Medication and Food InteractionsBefore using this medication, tell your doctor or healthcare provider of all prescription or over-the- counter products you are taking, including dietary supplements or vitamins, herbal medicines and homeopathic remedies. Do not start or stop any medication without your doctor or healthcare provider’s approval. Possible interactions can occur with mitoxantrone and the following medications:
- Amiodarone (Cordarone®)
- Trastuzumab (Herceptin®)
- Tamoxifen (Nolvadex®)
- All medications can cause side effects. However, not all patients will experience these side effects. In addition, other side effects not listed can also occur in some patients. You should call your doctor or healthcare provider if you have any questions or concerns while you are on this medication.
- You should contact your doctor or healthcare provider if you experience any side effect(s) which don’t go away, worsen, are serious in nature, or are worrisome to you.

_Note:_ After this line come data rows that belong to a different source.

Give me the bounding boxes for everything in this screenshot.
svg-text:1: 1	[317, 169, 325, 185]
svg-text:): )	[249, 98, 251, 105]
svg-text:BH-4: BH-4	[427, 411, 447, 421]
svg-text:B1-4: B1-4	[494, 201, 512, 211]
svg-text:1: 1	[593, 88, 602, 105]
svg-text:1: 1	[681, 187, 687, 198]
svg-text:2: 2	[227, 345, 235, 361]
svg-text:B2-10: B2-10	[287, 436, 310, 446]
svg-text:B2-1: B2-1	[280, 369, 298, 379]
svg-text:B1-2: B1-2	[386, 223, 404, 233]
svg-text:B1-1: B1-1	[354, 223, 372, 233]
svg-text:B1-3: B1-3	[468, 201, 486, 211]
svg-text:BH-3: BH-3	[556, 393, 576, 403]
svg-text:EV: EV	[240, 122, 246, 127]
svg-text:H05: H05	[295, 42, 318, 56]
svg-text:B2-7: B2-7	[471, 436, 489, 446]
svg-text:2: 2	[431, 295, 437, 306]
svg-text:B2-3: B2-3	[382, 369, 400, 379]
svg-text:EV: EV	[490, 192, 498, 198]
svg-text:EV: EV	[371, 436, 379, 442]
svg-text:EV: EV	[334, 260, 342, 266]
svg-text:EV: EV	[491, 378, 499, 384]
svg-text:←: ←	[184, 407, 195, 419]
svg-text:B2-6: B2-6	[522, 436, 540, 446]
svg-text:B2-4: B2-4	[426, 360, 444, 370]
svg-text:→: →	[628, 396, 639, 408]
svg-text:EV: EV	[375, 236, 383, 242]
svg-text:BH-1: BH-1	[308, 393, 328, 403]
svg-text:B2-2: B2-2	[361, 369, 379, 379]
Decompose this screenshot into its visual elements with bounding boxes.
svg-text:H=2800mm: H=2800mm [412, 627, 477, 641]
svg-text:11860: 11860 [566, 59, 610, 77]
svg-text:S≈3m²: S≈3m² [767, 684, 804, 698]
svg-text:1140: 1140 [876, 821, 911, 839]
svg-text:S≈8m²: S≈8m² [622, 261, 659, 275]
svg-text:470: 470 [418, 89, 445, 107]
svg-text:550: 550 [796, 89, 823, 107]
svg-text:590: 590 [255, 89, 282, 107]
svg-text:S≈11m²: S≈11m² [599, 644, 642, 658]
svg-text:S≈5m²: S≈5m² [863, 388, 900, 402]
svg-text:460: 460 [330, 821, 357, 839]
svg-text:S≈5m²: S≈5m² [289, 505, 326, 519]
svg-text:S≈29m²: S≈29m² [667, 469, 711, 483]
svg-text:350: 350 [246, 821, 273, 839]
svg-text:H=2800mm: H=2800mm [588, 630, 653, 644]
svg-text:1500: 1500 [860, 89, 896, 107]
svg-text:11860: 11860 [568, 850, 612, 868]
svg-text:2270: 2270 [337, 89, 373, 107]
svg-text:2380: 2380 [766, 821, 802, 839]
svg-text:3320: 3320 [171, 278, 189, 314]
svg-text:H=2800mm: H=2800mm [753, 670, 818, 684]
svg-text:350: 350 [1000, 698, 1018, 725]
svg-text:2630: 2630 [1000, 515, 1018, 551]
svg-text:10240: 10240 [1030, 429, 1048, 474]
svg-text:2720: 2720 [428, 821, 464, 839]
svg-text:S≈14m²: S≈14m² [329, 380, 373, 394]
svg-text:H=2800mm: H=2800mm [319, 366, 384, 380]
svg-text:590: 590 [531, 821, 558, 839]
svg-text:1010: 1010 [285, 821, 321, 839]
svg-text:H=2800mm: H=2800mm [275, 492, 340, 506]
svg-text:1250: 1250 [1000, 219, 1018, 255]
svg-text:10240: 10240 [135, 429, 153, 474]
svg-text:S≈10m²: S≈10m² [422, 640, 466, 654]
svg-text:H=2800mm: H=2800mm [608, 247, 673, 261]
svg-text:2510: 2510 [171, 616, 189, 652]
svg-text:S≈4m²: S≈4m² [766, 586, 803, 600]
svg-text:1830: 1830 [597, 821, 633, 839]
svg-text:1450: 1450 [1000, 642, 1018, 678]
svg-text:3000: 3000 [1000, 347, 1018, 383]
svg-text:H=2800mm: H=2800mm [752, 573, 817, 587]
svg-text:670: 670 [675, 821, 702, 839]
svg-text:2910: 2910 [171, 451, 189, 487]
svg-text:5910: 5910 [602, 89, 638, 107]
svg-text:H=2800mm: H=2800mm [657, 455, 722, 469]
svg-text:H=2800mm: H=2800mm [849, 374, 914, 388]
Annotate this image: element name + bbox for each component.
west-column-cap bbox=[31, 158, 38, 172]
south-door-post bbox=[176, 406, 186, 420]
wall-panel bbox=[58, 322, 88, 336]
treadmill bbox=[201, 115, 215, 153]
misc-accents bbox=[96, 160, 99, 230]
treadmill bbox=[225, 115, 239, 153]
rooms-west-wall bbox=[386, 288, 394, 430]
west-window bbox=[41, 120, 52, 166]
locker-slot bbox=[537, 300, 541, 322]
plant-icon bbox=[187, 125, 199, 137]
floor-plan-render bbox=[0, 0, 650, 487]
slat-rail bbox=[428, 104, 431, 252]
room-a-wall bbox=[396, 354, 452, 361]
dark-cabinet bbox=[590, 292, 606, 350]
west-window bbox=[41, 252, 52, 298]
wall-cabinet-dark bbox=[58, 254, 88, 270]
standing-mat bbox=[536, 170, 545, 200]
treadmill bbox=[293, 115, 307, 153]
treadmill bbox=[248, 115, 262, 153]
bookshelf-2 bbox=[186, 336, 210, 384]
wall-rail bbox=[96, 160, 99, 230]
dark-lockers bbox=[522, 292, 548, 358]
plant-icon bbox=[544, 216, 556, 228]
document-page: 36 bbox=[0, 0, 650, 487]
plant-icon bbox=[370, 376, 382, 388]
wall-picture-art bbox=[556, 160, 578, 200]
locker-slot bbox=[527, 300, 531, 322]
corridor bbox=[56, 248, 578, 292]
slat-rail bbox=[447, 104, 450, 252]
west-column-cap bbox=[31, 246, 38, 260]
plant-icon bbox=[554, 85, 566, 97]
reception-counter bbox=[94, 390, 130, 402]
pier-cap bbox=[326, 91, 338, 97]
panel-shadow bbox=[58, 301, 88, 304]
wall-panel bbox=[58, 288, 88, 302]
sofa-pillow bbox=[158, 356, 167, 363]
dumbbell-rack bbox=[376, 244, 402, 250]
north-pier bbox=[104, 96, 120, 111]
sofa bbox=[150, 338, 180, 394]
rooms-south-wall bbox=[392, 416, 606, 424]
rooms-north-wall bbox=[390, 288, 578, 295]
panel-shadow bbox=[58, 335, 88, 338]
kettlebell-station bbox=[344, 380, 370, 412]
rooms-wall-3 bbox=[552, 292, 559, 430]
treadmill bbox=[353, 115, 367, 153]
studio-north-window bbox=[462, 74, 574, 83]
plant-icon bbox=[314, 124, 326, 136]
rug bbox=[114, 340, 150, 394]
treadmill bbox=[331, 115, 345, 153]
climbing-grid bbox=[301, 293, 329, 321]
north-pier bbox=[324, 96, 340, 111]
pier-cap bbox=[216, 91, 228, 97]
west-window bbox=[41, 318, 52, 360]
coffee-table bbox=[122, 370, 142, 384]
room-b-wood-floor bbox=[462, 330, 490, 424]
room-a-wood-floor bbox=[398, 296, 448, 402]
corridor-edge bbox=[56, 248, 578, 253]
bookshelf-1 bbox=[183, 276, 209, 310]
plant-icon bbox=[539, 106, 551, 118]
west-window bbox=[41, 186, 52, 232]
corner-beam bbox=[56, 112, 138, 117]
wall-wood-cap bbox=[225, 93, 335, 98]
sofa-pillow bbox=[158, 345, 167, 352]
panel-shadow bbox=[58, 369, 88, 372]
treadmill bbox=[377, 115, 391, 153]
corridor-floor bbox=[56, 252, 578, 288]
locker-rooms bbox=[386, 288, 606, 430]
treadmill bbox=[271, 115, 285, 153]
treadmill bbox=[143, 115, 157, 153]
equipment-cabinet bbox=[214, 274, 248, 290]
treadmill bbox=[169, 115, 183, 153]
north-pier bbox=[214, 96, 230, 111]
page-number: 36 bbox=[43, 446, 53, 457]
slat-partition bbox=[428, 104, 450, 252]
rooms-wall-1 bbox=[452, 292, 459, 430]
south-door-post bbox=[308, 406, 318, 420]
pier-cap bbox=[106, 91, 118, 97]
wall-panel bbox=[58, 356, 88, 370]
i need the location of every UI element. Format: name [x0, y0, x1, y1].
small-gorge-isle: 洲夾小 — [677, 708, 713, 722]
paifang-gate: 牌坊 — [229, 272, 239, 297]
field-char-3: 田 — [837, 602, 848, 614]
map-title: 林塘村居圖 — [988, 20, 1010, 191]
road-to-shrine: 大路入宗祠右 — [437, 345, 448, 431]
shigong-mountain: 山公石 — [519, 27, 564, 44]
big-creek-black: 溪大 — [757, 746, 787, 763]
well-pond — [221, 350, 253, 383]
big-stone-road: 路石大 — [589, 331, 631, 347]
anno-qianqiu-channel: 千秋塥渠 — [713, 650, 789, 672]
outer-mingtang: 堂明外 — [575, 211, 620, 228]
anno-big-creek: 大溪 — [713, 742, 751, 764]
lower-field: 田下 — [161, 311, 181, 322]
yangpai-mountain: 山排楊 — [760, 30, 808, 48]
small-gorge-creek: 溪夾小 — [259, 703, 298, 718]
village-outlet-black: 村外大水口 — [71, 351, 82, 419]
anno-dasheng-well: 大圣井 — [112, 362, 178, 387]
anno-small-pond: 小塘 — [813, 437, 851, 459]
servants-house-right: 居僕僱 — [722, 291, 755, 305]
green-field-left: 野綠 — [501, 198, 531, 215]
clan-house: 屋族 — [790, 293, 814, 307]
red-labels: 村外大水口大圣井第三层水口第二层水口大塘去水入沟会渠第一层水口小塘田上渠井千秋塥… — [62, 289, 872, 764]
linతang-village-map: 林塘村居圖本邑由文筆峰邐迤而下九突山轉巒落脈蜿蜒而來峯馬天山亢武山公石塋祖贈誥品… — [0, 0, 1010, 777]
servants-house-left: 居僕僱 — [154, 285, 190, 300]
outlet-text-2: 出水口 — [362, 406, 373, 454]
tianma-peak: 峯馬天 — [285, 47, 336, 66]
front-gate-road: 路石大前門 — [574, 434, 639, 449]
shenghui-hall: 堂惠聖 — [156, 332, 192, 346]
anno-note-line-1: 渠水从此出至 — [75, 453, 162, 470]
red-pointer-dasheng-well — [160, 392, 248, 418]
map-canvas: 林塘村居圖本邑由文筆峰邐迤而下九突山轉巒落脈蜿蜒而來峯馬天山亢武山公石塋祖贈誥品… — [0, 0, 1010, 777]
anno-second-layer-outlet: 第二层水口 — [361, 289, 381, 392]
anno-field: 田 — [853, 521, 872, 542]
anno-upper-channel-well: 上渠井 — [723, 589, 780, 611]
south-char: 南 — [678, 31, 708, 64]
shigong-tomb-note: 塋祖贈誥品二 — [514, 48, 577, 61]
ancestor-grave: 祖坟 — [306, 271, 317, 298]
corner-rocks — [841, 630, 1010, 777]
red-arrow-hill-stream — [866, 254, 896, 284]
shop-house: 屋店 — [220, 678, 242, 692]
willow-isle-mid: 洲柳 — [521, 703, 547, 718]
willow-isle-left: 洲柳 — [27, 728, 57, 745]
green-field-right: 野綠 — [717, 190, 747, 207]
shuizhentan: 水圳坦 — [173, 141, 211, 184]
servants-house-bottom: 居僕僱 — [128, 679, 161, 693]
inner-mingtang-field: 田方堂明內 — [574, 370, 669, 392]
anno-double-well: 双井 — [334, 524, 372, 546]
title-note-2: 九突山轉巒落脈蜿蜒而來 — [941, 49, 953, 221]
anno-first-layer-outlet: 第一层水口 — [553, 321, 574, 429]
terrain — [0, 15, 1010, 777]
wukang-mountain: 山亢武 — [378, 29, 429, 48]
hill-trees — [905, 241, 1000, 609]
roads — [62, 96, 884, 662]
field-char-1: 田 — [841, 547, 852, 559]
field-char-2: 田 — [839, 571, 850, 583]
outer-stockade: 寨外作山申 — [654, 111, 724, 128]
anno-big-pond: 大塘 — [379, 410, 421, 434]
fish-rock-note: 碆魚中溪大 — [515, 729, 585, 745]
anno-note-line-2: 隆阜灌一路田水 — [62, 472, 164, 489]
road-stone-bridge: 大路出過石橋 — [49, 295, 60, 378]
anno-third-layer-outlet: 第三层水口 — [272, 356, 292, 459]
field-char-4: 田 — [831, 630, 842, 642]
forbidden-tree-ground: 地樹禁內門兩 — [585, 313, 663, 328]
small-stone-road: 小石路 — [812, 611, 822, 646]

- Side effects can occur when mitoxantrone is given alone or together with other chemotherapy medications. The side effects listed below are those reported in patients who were treated with mitoxantrone alone.
More common side effects
- Decreased platelet, red blood cell, and/or white blood cell levels (see Precautions To Be Aware Of Before Taking This Medication)
- Tiredness (fatigue)
- Nausea, vomiting, diarrhea, loss of appetite, sores in your mouth or on lips
- Hair loss
- Fever, infection
- Shortness of breath
- Swelling in the legs and feet (edema)
- Urinary tract infections
Less common side effects
- Stomach pain, constipation
- Irritation of the eyes (conjunctivitis)
- Abnormal menstruation
Rare side effectsThis is not a complete list of the rare side effects reported with mitoxantrone. For a complete list, please talk with your doctor or healthcare provider about reviewing a copy of the package insert.
- Allergic reaction with rash, difficulty breathing, itching, flushed appearance, and dizziness
- Injection site reactions (see Warning)
- Heart damage with congestive heart failure (see Precautions To Be Aware Of Before Taking This Medication)
- Liver damage (see Precautions to be aware before taking this medication)
- This medication may only given by injection into a vein (IV) by a healthcare professional. This medication can be given in different doses depending on your weight, your type of condition and whether mitoxantrone is being given with other chemotherapy medications.
- Antiemetics, which are medications to help prevent and control nausea and vomiting, may be given before mitoxantrone either by mouth (orally) or by injection into a vein (IV). Following treatment, your doctor or healthcare provider may prescribe additional antiemetics which you may need to take for several days after treatment to prevent and control nausea and/or vomiting.
- In the unlikely event of an overdose of this medication contact your doctor, your local poison control center at 1-800-222-1222, or emergency services immediately.
- It is unlikely that you will need to store this medication. However, in the event that you do, the unopened containers should be stored at controlled room temperature.
- Keep this medication out of the reach of children or pets.
- Ask your doctor or healthcare provider how to dispose of any medication that you no longer use.